Menurut Heru, kampanye publik ini merupakan bagian dari upaya memperkuat komitmen Disdukcapil dalam mewujudkan pelayanan publik yang bersih, transparan, dan bebas dari praktik pungutan liar.
“Kegiatan ini menjadi sarana untuk menyosialisasikan kepada masyarakat bahwa seluruh layanan administrasi kependudukan di Disdukcapil Kota Banda Aceh tidak dipungut biaya. Melalui public campaign ini, kami ingin memastikan pesan tersebut benar-benar sampai kepada seluruh warga,” ujarnya.
Heru menambahkan bahwa komitmen menuju birokrasi yang bersih tidak berhenti pada kegiatan kampanye semata.
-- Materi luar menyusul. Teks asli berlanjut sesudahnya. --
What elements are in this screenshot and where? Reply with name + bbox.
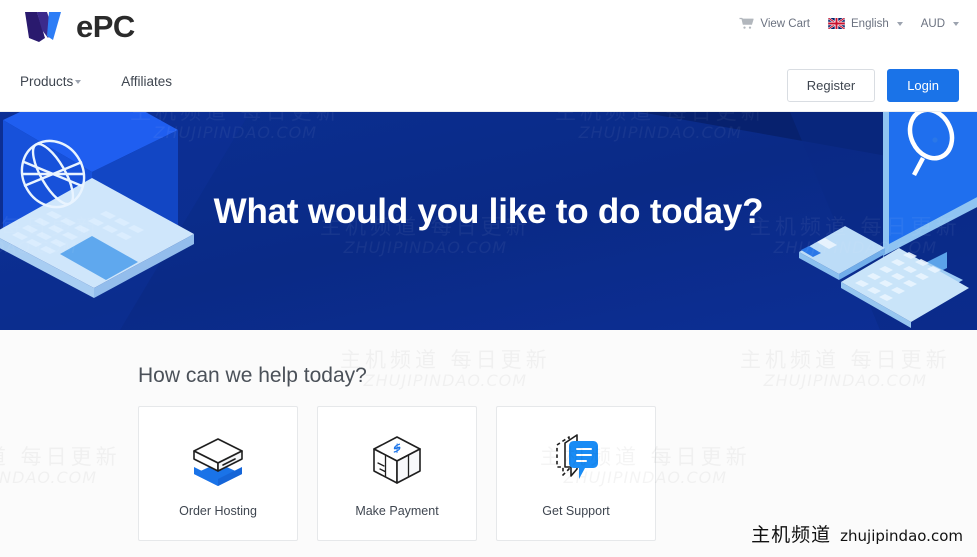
currency-selector[interactable]: AUD <box>921 18 959 30</box>
card-order-hosting-label: Order Hosting <box>179 504 257 518</box>
card-get-support[interactable]: Get Support <box>496 406 656 541</box>
register-button[interactable]: Register <box>786 69 876 102</box>
site-watermark-en: zhujipindao.com <box>840 527 963 545</box>
nav-item-products[interactable]: Products <box>20 74 82 89</box>
language-label: English <box>851 17 889 30</box>
page-root: ePC View Cart English AUD Products Affil… <box>0 0 977 557</box>
chevron-down-icon <box>75 79 82 84</box>
uk-flag-icon <box>828 18 845 29</box>
auth-buttons: Register Login <box>786 69 959 102</box>
server-box-icon <box>193 438 243 486</box>
card-make-payment[interactable]: $ Make Payment <box>317 406 477 541</box>
nav-item-affiliates-label: Affiliates <box>121 74 173 89</box>
cart-icon <box>739 17 754 29</box>
card-get-support-label: Get Support <box>542 504 610 518</box>
nav-item-affiliates[interactable]: Affiliates <box>121 74 172 89</box>
site-watermark-cn: 主机频道 <box>751 524 832 546</box>
hero-title: What would you like to do today? <box>213 192 764 231</box>
top-utility-bar: ePC View Cart English AUD <box>0 0 977 57</box>
language-selector[interactable]: English <box>828 18 903 30</box>
card-make-payment-label: Make Payment <box>355 504 439 518</box>
service-cards: Order Hosting $ Make Payment Get Support <box>138 406 656 541</box>
site-logo[interactable]: ePC <box>23 8 135 44</box>
utility-links: View Cart English AUD <box>739 17 959 30</box>
hero-banner: What would you like to do today? <box>0 112 977 330</box>
site-watermark-badge: 主机频道 zhujipindao.com <box>751 520 963 547</box>
logo-wordmark: ePC <box>76 8 135 44</box>
chevron-down-icon <box>896 21 903 26</box>
nav-item-products-label: Products <box>20 74 74 89</box>
cash-stack-icon: $ <box>373 436 421 484</box>
chat-bubbles-icon <box>556 434 598 479</box>
main-navigation-bar: Products Affiliates Register Login <box>0 57 977 112</box>
wepc-w-mark-icon <box>25 12 61 42</box>
chevron-down-icon <box>953 21 959 26</box>
nav-links: Products Affiliates <box>20 74 172 89</box>
view-cart-link[interactable]: View Cart <box>739 17 810 30</box>
card-order-hosting[interactable]: Order Hosting <box>138 406 298 541</box>
view-cart-label: View Cart <box>760 17 810 30</box>
currency-label: AUD <box>920 17 945 30</box>
login-button[interactable]: Login <box>887 69 959 102</box>
section-title: How can we help today? <box>138 364 367 387</box>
Disdukcapil Kota Banda Aceh telah mencanangkan Zona Integritas, menandatangani Pakta Integritas, serta menginternalisasi nilai-nilai antikorupsi kepada seluruh aparatur.
Ia menegaskan bahwa setiap pelayanan dilaksanakan sesuai Standar Operasional Prosedur (SOP) dengan mengedepankan prinsip transparansi, akuntabilitas, dan kesetaraan, sehingga seluruh masyarakat memperoleh pelayanan yang sama tanpa diskriminasi.